St. Vincent's Timeline

1849
* In the midst of a cholera epidemic, St. Vincent's is founded by the Sisters of Charity, basically a poorhouse with 30 beds.

1861-65
* It provides care for veterans of the Civil War.

1912
* 106 survivors of the Titanic are taken from the Hudson River docks to St. Vincent's.

1969
* The first gay demonstration at the hospital is a candle-light vigil as Diego Vinales, fatally injured fleeing police during the Stonewall riots, is taken there in a coma.

1981
* St. Vincent's reports one of the nation's first 10 AIDS diagnoses.
* 214 diagnoses, 214 deaths*

1984
* Spellman 7 -- "the old building" -- is converted to an AIDS Ward, the city's first, with some 20 beds; it later expands to the seventh floor of the new building, Cronin, roughly doubling the number of available beds.
* 3,693 diagnoses, 1,973 deaths*

1985
* Community AIDS doctors smuggle experimental treatments into the U.S. and onto the ward for desperate patients.
* AIDS becomes the leading cause of death of men from New York in their 30s.
* 6,562 diagnoses, 3,797 deaths*

1987
* ACT UP is founded at the city's gay community center, around the corner from St. Vincent's.
* AZT, the first HIV drug, is approved. The dose, later viewed as toxic, was one capsule every four hours.
* 16,010 diagnoses, 9,859 deaths*

1988
* 22,447 diagnoses, 14,160 deaths*

1989
* Dr. Ramon "Gabriel" Torres is hired to head the HIV clinic. He aggressively pushes the hospital to conduct research, making it a leading site of clinical drug trials.

1992
* St. Vincent's cancels its World AIDS Day observance because the educational materials to be handed out promote condoms.

1995
* In June, the AIDS ward records its highest number of patient deaths in a single month.
* 93,825 diagnoses, 62,734 deaths*

1996
* Protease inhibitors, a new class of HIV drug, are released, restoring health to many people with HIV and turning AIDS into a chronic, manageable disease.

1997
* The number of AIDS deaths declines nationwide for the first time; in New York City, the drop is 50%.
* AIDS patients begin to be integrated into the general hospital population and the dedicated AIDS wards are closed one by one.

1998
* The hospital's refusal to approve a study of post-exposure prophylaxis following unsafe sex prompts Torres to leave.

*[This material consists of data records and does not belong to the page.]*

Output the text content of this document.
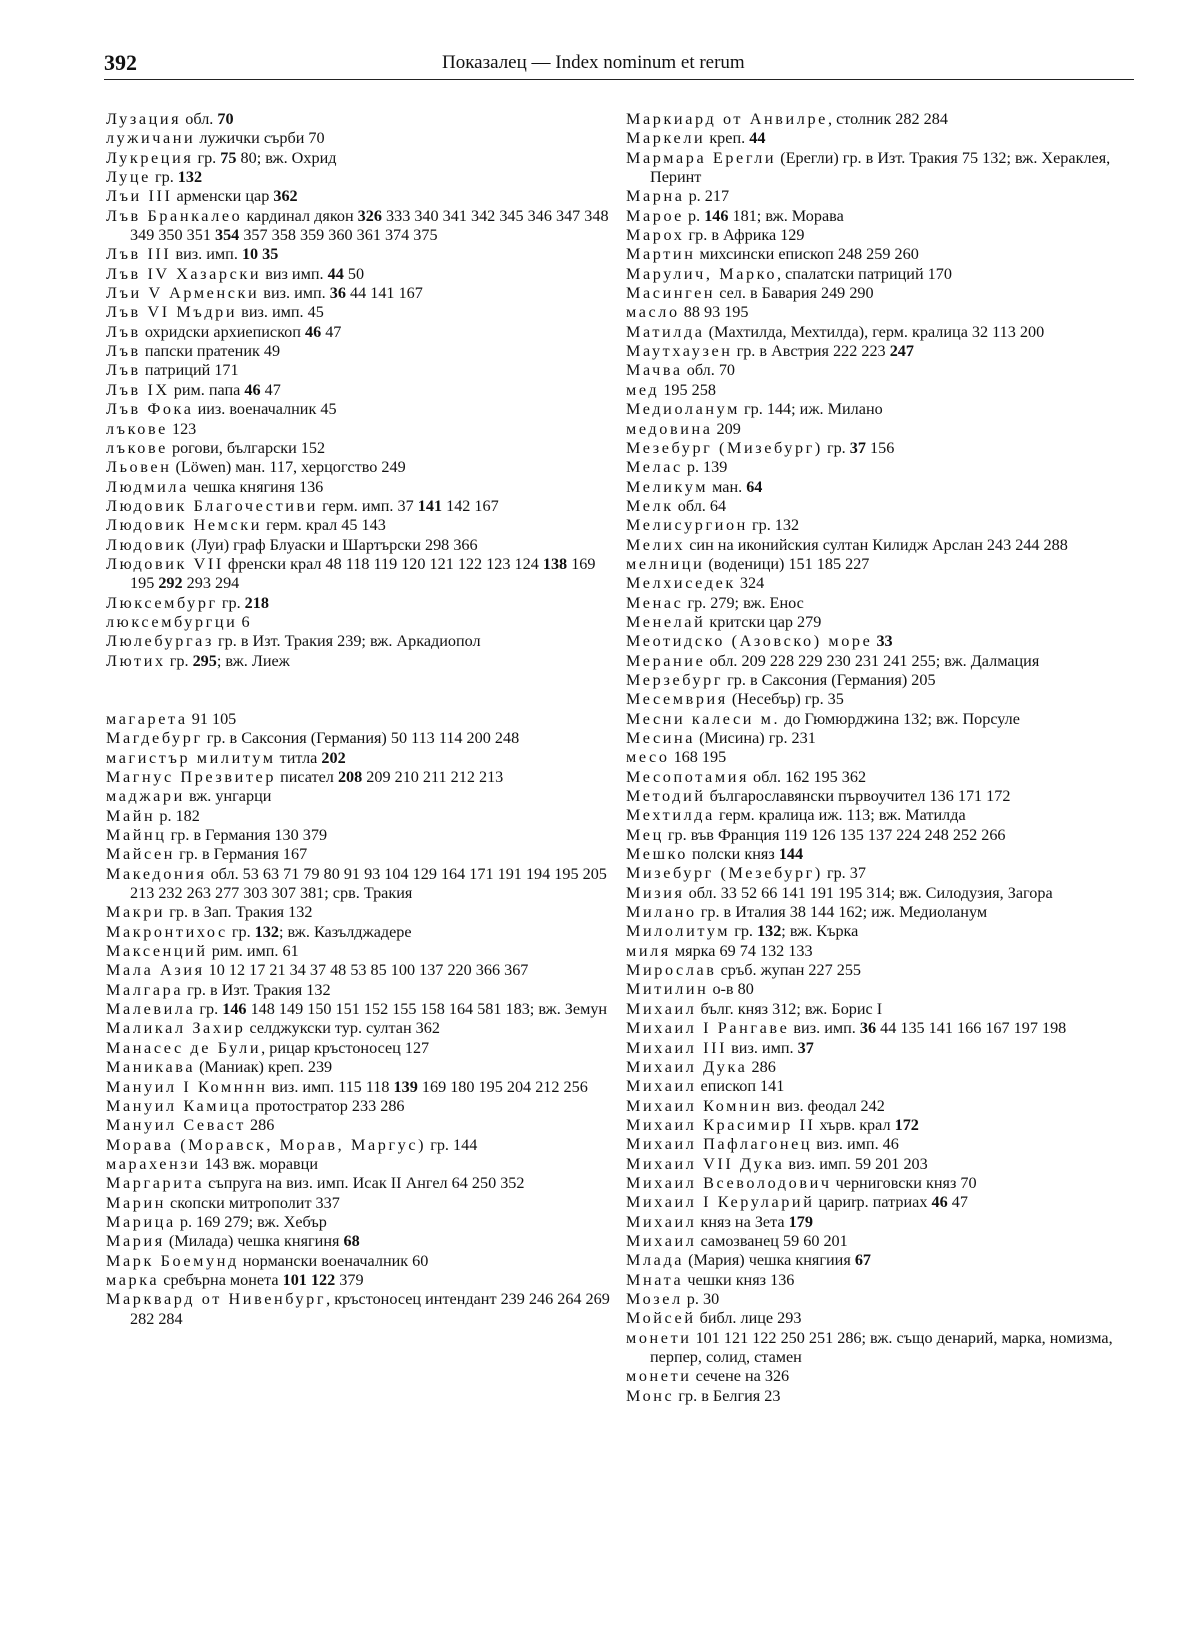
392	Показалец — Index nominum et rerum

Лузация обл. 70

лужичани лужички сърби 70

Лукреция гр. 75 80; вж. Охрид

Луце гр. 132

Лъи III арменски цар 362

Лъв Бранкалео кардинал дякон 326 333 340 341 342 345 346 347 348 349 350 351 354 357 358 359 360 361 374 375

Лъв III виз. имп. 10 35

Лъв IV Хазарски виз имп. 44 50

Лъи V Арменски виз. имп. 36 44 141 167

Лъв VI Мъдри виз. имп. 45

Лъв охридски архиепископ 46 47

Лъв папски пратеник 49

Лъв патриций 171

Лъв IX рим. папа 46 47

Лъв Фока ииз. военачалник 45

лъкове 123

лъкове рогови, български 152

Льовен (Löwen) ман. 117, херцогство 249

Людмила чешка княгиня 136

Людовик Благочестиви герм. имп. 37 141 142 167

Людовик Немски герм. крал 45 143

Людовик (Луи) граф Блуаски и Шартърски 298 366

Людовик VII френски крал 48 118 119 120 121 122 123 124 138 169 195 292 293 294

Люксембург гр. 218

люксембургци 6

Люлебургаз гр. в Изт. Тракия 239; вж. Аркадиопол

Лютих гр. 295; вж. Лиеж

магарета 91 105

Магдебург гр. в Саксония (Германия) 50 113 114 200 248

магистър милитум титла 202

Магнус Презвитер писател 208 209 210 211 212 213

маджари вж. унгарци

Майн р. 182

Майнц гр. в Германия 130 379

Майсен гр. в Германия 167

Македония обл. 53 63 71 79 80 91 93 104 129 164 171 191 194 195 205 213 232 263 277 303 307 381; срв. Тракия

Макри гр. в Зап. Тракия 132

Макронтихос гр. 132; вж. Казълджадере

Максенций рим. имп. 61

Мала Азия 10 12 17 21 34 37 48 53 85 100 137 220 366 367

Малгара гр. в Изт. Тракия 132

Малевила гр. 146 148 149 150 151 152 155 158 164 581 183; вж. Земун

Маликал Захир селджукски тур. султан 362

Манасес де Були, рицар кръстоносец 127

Маникава (Маниак) креп. 239

Мануил I Комннн виз. имп. 115 118 139 169 180 195 204 212 256

Мануил Камица протостратор 233 286

Мануил Севаст 286

Морава (Моравск, Морав, Маргус) гр. 144

марахензи 143 вж. моравци

Маргарита съпруга на виз. имп. Исак II Ангел 64 250 352

Марин скопски митрополит 337

Марица р. 169 279; вж. Хебър

Мария (Милада) чешка княгиня 68

Марк Боемунд нормански военачалник 60

марка сребърна монета 101 122 379

Марквард от Нивенбург, кръстоносец интендант 239 246 264 269 282 284

Маркиард от Анвилре, столник 282 284

Маркели креп. 44

Мармара Ерегли (Ерегли) гр. в Изт. Тракия 75 132; вж. Хераклея, Перинт

Марна р. 217

Мароe р. 146 181; вж. Морава

Марох гр. в Африка 129

Мартин михсински епископ 248 259 260

Марулич, Марко, спалатски патриций 170

Масинген сел. в Бавария 249 290

масло 88 93 195

Матилда (Махтилда, Мехтилда), герм. кралица 32 113 200

Маутхаузен гр. в Австрия 222 223 247

Мачва обл. 70

мед 195 258

Медиоланум гр. 144; иж. Милано

медовина 209

Мезебург (Мизебург) гр. 37 156

Мелас р. 139

Меликум ман. 64

Мелк обл. 64

Мелисургион гр. 132

Мелих син на иконийския султан Килидж Арслан 243 244 288

мелници (воденици) 151 185 227

Мелхиседек 324

Менас гр. 279; вж. Енос

Менелай критски цар 279

Меотидско (Азовско) море 33

Мерание обл. 209 228 229 230 231 241 255; вж. Далмация

Мерзебург гр. в Саксония (Германия) 205

Месемврия (Несебър) гр. 35

Месни калеси м. до Гюмюрджина 132; вж. Порсуле

Месина (Мисина) гр. 231

месо 168 195

Месопотамия обл. 162 195 362

Методий българославянски първоучител 136 171 172

Мехтилда герм. кралица иж. 113; вж. Матилда

Мец гр. във Франция 119 126 135 137 224 248 252 266

Мешко полски княз 144

Мизебург (Мезебург) гр. 37

Мизия обл. 33 52 66 141 191 195 314; вж. Силодузия, Загора

Милано гр. в Италия 38 144 162; иж. Медиоланум

Милолитум гр. 132; вж. Кърка

миля мярка 69 74 132 133

Мирослав сръб. жупан 227 255

Митилин о-в 80

Михаил бълг. княз 312; вж. Борис I

Михаил I Рангаве виз. имп. 36 44 135 141 166 167 197 198

Михаил III виз. имп. 37

Михаил Дука 286

Михаил епископ 141

Михаил Комнин виз. феодал 242

Михаил Красимир II хърв. крал 172

Михаил Пафлагонец виз. имп. 46

Михаил VII Дука виз. имп. 59 201 203

Михаил Всеволодович черниговски княз 70

Михаил I Керуларий цариrp. патриах 46 47

Михаил княз на Зета 179

Михаил самозванец 59 60 201

Млада (Мария) чешка княгиия 67

Мната чешки княз 136

Мозел р. 30

Мойсей библ. лице 293

монети 101 121 122 250 251 286; вж. също денарий, марка, номизма, перпер, солид, стамен

монети сечене на 326

Монс гр. в Белгия 23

His 10-year legacy includes more than 40 clinical trials enrolling thousands of patients that earned the hospital hundreds of millions of dollars.

2000
* St. Vincent's merges with seven other failing Catholic-run city hospitals.
* 127,834 diagnoses, 80,489 deaths*

2001
* On 9/11, as the trauma center closest to Ground Zero, the hospital treats more than 800 survivors, with AIDS ward nurses recruited to the ER for their "war-medicine" experience.

2005
* St. Vincent's files for bankruptcy for the first time.
* 152,118 diagnoses, 92,627 deaths*

2008
* The hospital's in-patient admissions fall by 10%, with only 14% from the West Village and Chelsea

2009
* The hospital announces that it is filing for bankruptcy, with a $1 billion debt.
* The Pope warns against condom use, stating that they "increase" the "problem with AIDS."

2010
* After talks with six different city hospitals about possible partnerships founder, St. Vincent's files for bankruptcy
* April 6: The board announces it will close the hospital.
* April 9: The ER stops accepting ambulances.
* April 15: The last baby is delivered.
* April 19: More than 1,000 staff are laid off; a gay man with AIDS and longtime St. Vincent's patient is turned away from the ER.
* April 30: the ER locks its door, officially ending the hospital's 161-year run.
* The HIV clinic, under the leadership of Dr. Tony Urbina, continues to operate, under the auspices of the Center for Comprehensive Care at St. Luke's Roosevelt Hospital.